Judge Brian Sherrard, who is presiding over the high profile case, said he was content to proceed but offered assurances he would look sympathetically at any requests for additional time.

He said: "I am content that the inquest can proceed as planned.

"There is a question of balance between the urgency to proceed and the need to accommodate counsel to have proper focus on the papers."

The Kingsmill attack was claimed by a little-known republican paramilitary group considered to be a front for the supposedly-on-ceasefire IRA.

However, in 2011, the Historical Enquiries Team found the IRA had been responsible and had targeted the workmen because of their religion.

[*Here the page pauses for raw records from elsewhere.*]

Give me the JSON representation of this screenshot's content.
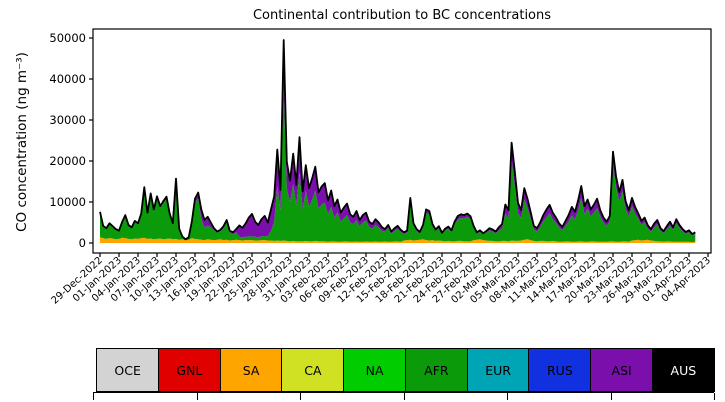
{
  "figure": {
    "title": "Continental contribution to BC concentrations",
    "ylabel": "CO concentration (ng m⁻³)"
  },
  "chart_data": {
    "type": "area",
    "stacked": true,
    "title": "Continental contribution to BC concentrations",
    "ylabel": "CO concentration (ng m⁻³)",
    "xlabel": "",
    "grid": false,
    "ylim": [
      0,
      50000
    ],
    "yticks": [
      0,
      10000,
      20000,
      30000,
      40000,
      50000
    ],
    "ytick_labels": [
      "0",
      "10000",
      "20000",
      "30000",
      "40000",
      "50000"
    ],
    "xtick_labels": [
      "29-Dec-2022",
      "01-Jan-2023",
      "04-Jan-2023",
      "07-Jan-2023",
      "10-Jan-2023",
      "13-Jan-2023",
      "16-Jan-2023",
      "19-Jan-2023",
      "22-Jan-2023",
      "25-Jan-2023",
      "28-Jan-2023",
      "31-Jan-2023",
      "03-Feb-2023",
      "06-Feb-2023",
      "09-Feb-2023",
      "12-Feb-2023",
      "15-Feb-2023",
      "18-Feb-2023",
      "21-Feb-2023",
      "24-Feb-2023",
      "27-Feb-2023",
      "02-Mar-2023",
      "05-Mar-2023",
      "08-Mar-2023",
      "11-Mar-2023",
      "14-Mar-2023",
      "17-Mar-2023",
      "20-Mar-2023",
      "23-Mar-2023",
      "26-Mar-2023",
      "29-Mar-2023",
      "01-Apr-2023",
      "04-Apr-2023"
    ],
    "time_base": {
      "start": "29-Dec-2022",
      "points_per_day": 2,
      "n_points": 189
    },
    "stack_order": [
      "OCE",
      "GNL",
      "SA",
      "CA",
      "NA",
      "AFR",
      "EUR",
      "RUS",
      "ASI",
      "AUS"
    ],
    "series": [
      {
        "name": "OCE",
        "color": "#d3d3d3",
        "values": [],
        "note": "≈0, not visibly distinguishable"
      },
      {
        "name": "GNL",
        "color": "#e00000",
        "values": [],
        "note": "≈0, not visibly distinguishable"
      },
      {
        "name": "SA",
        "color": "#ffa500",
        "values": [
          1400,
          1200,
          1000,
          1200,
          1100,
          900,
          1000,
          1300,
          1200,
          1000,
          900,
          1100,
          1000,
          1200,
          1300,
          1000,
          1100,
          900,
          1000,
          1100,
          900,
          1000,
          1100,
          900,
          1000,
          800,
          900,
          700,
          800,
          1200,
          1000,
          900,
          800,
          700,
          900,
          800,
          700,
          800,
          900,
          700,
          800,
          600,
          700,
          800,
          700,
          600,
          700,
          700,
          700,
          600,
          600,
          700,
          700,
          600,
          600,
          500,
          600,
          500,
          600,
          500,
          400,
          500,
          400,
          400,
          400,
          500,
          400,
          400,
          500,
          400,
          400,
          400,
          300,
          400,
          400,
          300,
          300,
          400,
          400,
          300,
          300,
          400,
          300,
          300,
          400,
          300,
          300,
          400,
          300,
          300,
          400,
          300,
          300,
          400,
          400,
          300,
          600,
          700,
          800,
          600,
          700,
          800,
          900,
          700,
          600,
          700,
          500,
          600,
          500,
          400,
          500,
          400,
          400,
          500,
          500,
          400,
          400,
          400,
          700,
          800,
          900,
          700,
          600,
          500,
          500,
          400,
          400,
          500,
          500,
          400,
          600,
          500,
          500,
          600,
          800,
          900,
          700,
          500,
          400,
          500,
          500,
          400,
          400,
          500,
          400,
          300,
          300,
          400,
          400,
          300,
          300,
          400,
          400,
          300,
          300,
          400,
          400,
          300,
          300,
          300,
          300,
          400,
          400,
          300,
          300,
          400,
          400,
          300,
          600,
          700,
          800,
          600,
          700,
          800,
          600,
          500,
          400,
          400,
          300,
          400,
          400,
          300,
          300,
          300,
          300,
          300,
          300,
          200,
          300
        ]
      },
      {
        "name": "CA",
        "color": "#d0e023",
        "values": [],
        "note": "≈0, not visibly distinguishable"
      },
      {
        "name": "NA",
        "color": "#00cc00",
        "values": [],
        "note": "≈0, not visibly distinguishable"
      },
      {
        "name": "AFR",
        "color": "#0a9a0a",
        "derived_as": "total − SA − ASI (dominant green bulk of the stack)"
      },
      {
        "name": "EUR",
        "color": "#00a5b5",
        "values": [],
        "note": "≈0, not visibly distinguishable"
      },
      {
        "name": "RUS",
        "color": "#1130e0",
        "values": [],
        "note": "≈0, not visibly distinguishable"
      },
      {
        "name": "ASI",
        "color": "#7a0fab",
        "values": [
          300,
          200,
          200,
          300,
          250,
          200,
          200,
          300,
          400,
          250,
          250,
          350,
          300,
          450,
          700,
          400,
          600,
          450,
          550,
          450,
          500,
          600,
          400,
          300,
          700,
          250,
          150,
          100,
          150,
          300,
          800,
          1500,
          2400,
          1800,
          2200,
          1200,
          400,
          300,
          350,
          500,
          700,
          400,
          500,
          800,
          2800,
          2300,
          3300,
          4600,
          5500,
          3700,
          3000,
          4200,
          4900,
          3400,
          5200,
          6200,
          9000,
          5000,
          12000,
          6500,
          5200,
          7400,
          5000,
          8600,
          4400,
          6200,
          4600,
          5200,
          5800,
          4000,
          4400,
          4800,
          3400,
          4000,
          2800,
          3200,
          2200,
          2600,
          2800,
          2000,
          1800,
          2200,
          1500,
          1800,
          1900,
          1300,
          1100,
          1400,
          1200,
          900,
          600,
          700,
          500,
          600,
          700,
          500,
          400,
          500,
          900,
          600,
          500,
          400,
          600,
          900,
          800,
          500,
          400,
          500,
          300,
          400,
          500,
          400,
          700,
          900,
          900,
          800,
          800,
          700,
          500,
          300,
          400,
          300,
          300,
          500,
          500,
          400,
          800,
          1100,
          2200,
          2000,
          4500,
          3500,
          2400,
          2000,
          2800,
          2300,
          1600,
          900,
          800,
          1100,
          1500,
          1900,
          2000,
          1600,
          1300,
          1000,
          800,
          1200,
          1600,
          2100,
          1800,
          2500,
          2800,
          2000,
          2200,
          1700,
          1900,
          2300,
          1600,
          1300,
          1000,
          1400,
          3000,
          2600,
          2200,
          2800,
          1900,
          1500,
          2000,
          1600,
          1300,
          1000,
          1100,
          800,
          600,
          900,
          1000,
          600,
          500,
          700,
          900,
          600,
          1000,
          700,
          500,
          400,
          500,
          300,
          400
        ]
      },
      {
        "name": "AUS",
        "color": "#000000",
        "values": [],
        "note": "≈0, not visibly distinguishable"
      }
    ],
    "total_line": {
      "name": "total",
      "color": "#000000",
      "values": [
        7600,
        4200,
        3600,
        4800,
        4100,
        3400,
        3000,
        5200,
        6800,
        4400,
        3800,
        5400,
        4800,
        7200,
        13600,
        7400,
        12100,
        8200,
        11400,
        9000,
        10200,
        11300,
        7200,
        4800,
        15700,
        3500,
        1600,
        900,
        1400,
        5200,
        10800,
        12300,
        8200,
        5600,
        6400,
        5000,
        3600,
        2800,
        3200,
        4100,
        5600,
        3000,
        2600,
        3400,
        4300,
        3700,
        4800,
        6200,
        7100,
        5200,
        4400,
        5800,
        6600,
        5000,
        8200,
        11400,
        22800,
        13000,
        49500,
        19800,
        15200,
        21800,
        14200,
        25800,
        12600,
        19000,
        13400,
        15800,
        18600,
        12400,
        13800,
        14600,
        10400,
        12800,
        9000,
        10600,
        7400,
        8600,
        9600,
        7000,
        6400,
        7800,
        5600,
        6800,
        7400,
        5200,
        4600,
        5800,
        5000,
        3900,
        3400,
        4400,
        2800,
        3600,
        4200,
        3200,
        2600,
        3000,
        11000,
        4800,
        3400,
        2700,
        4400,
        8200,
        7800,
        4600,
        3300,
        4100,
        2500,
        3500,
        4000,
        3100,
        5200,
        6600,
        7000,
        6800,
        7200,
        6500,
        4200,
        2600,
        3100,
        2400,
        2900,
        3600,
        3300,
        2800,
        3900,
        4600,
        9400,
        8000,
        24500,
        17500,
        9800,
        8000,
        13400,
        10800,
        7600,
        4200,
        3600,
        5000,
        6800,
        8200,
        9300,
        7400,
        6200,
        4800,
        3900,
        5400,
        6800,
        8800,
        7600,
        10400,
        13900,
        9000,
        10600,
        8200,
        9400,
        10800,
        8000,
        6200,
        5200,
        6600,
        22300,
        16200,
        12400,
        15400,
        10200,
        8000,
        11000,
        8800,
        7200,
        5400,
        6200,
        4300,
        3400,
        4700,
        5600,
        3600,
        2900,
        4100,
        5200,
        3800,
        5800,
        4400,
        3400,
        2700,
        3100,
        2200,
        2600
      ]
    }
  },
  "legend": {
    "entries": [
      {
        "label": "OCE",
        "color": "#d3d3d3",
        "text_color": "#000000"
      },
      {
        "label": "GNL",
        "color": "#e00000",
        "text_color": "#000000"
      },
      {
        "label": "SA",
        "color": "#ffa500",
        "text_color": "#000000"
      },
      {
        "label": "CA",
        "color": "#d0e023",
        "text_color": "#000000"
      },
      {
        "label": "NA",
        "color": "#00cc00",
        "text_color": "#000000"
      },
      {
        "label": "AFR",
        "color": "#0a9a0a",
        "text_color": "#000000"
      },
      {
        "label": "EUR",
        "color": "#00a5b5",
        "text_color": "#000000"
      },
      {
        "label": "RUS",
        "color": "#1130e0",
        "text_color": "#000000"
      },
      {
        "label": "ASI",
        "color": "#7a0fab",
        "text_color": "#000000"
      },
      {
        "label": "AUS",
        "color": "#000000",
        "text_color": "#ffffff"
      }
    ]
  }
}
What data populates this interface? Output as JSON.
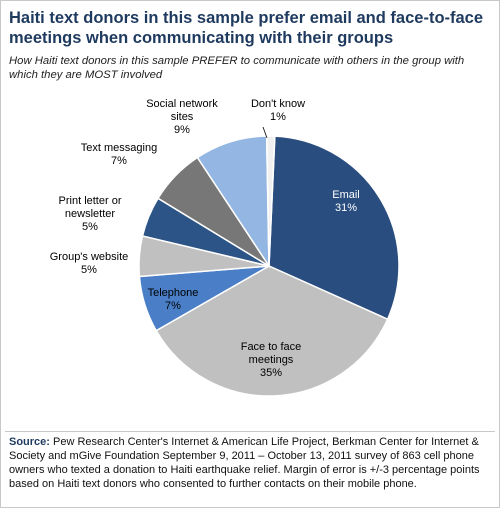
{
  "header": {
    "title_line1": "Haiti text donors in this sample prefer email and face-to-face",
    "title_line2": "meetings when communicating with their groups",
    "subtitle": "How Haiti text donors in this sample PREFER to communicate with others in the group with which they are MOST involved"
  },
  "chart_data": {
    "type": "pie",
    "title": "Haiti text donors in this sample prefer email and face-to-face meetings when communicating with their groups",
    "slices": [
      {
        "label_lines": [
          "Email",
          "31%"
        ],
        "value": 31,
        "color": "#2a4d7f"
      },
      {
        "label_lines": [
          "Face to face",
          "meetings",
          "35%"
        ],
        "value": 35,
        "color": "#c0c0c0"
      },
      {
        "label_lines": [
          "Telephone",
          "7%"
        ],
        "value": 7,
        "color": "#4a7fc8"
      },
      {
        "label_lines": [
          "Group's website",
          "5%"
        ],
        "value": 5,
        "color": "#c0c0c0"
      },
      {
        "label_lines": [
          "Print letter or",
          "newsletter",
          "5%"
        ],
        "value": 5,
        "color": "#2c5487"
      },
      {
        "label_lines": [
          "Text messaging",
          "7%"
        ],
        "value": 7,
        "color": "#777777"
      },
      {
        "label_lines": [
          "Social network",
          "sites",
          "9%"
        ],
        "value": 9,
        "color": "#94b6e2"
      },
      {
        "label_lines": [
          "Don't know",
          "1%"
        ],
        "value": 1,
        "color": "#f0f0f0"
      }
    ]
  },
  "footer": {
    "source_label": "Source:",
    "source_text": " Pew Research Center's Internet & American Life Project, Berkman Center for Internet & Society and mGive Foundation September 9, 2011 – October 13, 2011 survey of 863 cell phone owners who texted a donation to Haiti earthquake relief. Margin of error is +/-3 percentage points based on Haiti text donors who consented to further contacts on their mobile phone."
  }
}
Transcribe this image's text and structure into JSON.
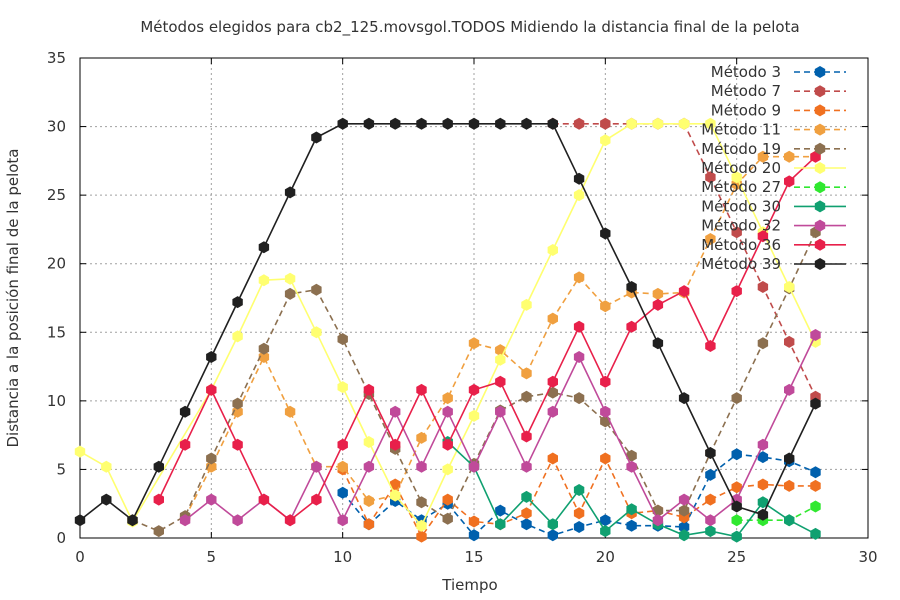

No-one has ever been convicted.

An original inquest in 1978 lasted just 30 minutes and recorded an open verdict.

In 2013, Northern Ireland's Attorney General, John Larkin, ordered a new inquest following a long campaign for justice by Mr Black and bereaved relatives.

Meanwhile, the coroner made a final appeal for those who were part of the planning or execution of the Kingsmill massacre to come forward.

"Should there be anyone with any information concerning the deaths at Kingsmill, particularly anybody who had any involvement in this matter, my office would be very glad to hear from them concerning the information that they hold," said Judge Sherrard.

Speaking outside the court, Mr Black said it was vital the inquest was conducted correctly rather than quickly.

He said: "This is the last chance that we have to get to the truth about what happened at Kingsmill. So it is very, very important that we get everything right.

"If that takes a bit more time, then so be it.

"Once this closes, Kingsmill will not be mentioned again except in an historical context. It has to be done right."

Unionist MLA Danny Kennedy said he hoped the inquest would get to the truth.

He said: "As someone who lives in Bessbrook and who has campaigned alongside the victims' families for many years, I know how frustrating this process has been.

"I pay tribute to the families of the victims, the sole survivor Alan Black and all those who have campaigned for justice in this case. I hope that the inquest makes available the maximum amount of information on what was one of the most horrendous acts of sectarian terrorism carried out by the Provisional IRA during its campaign of violence."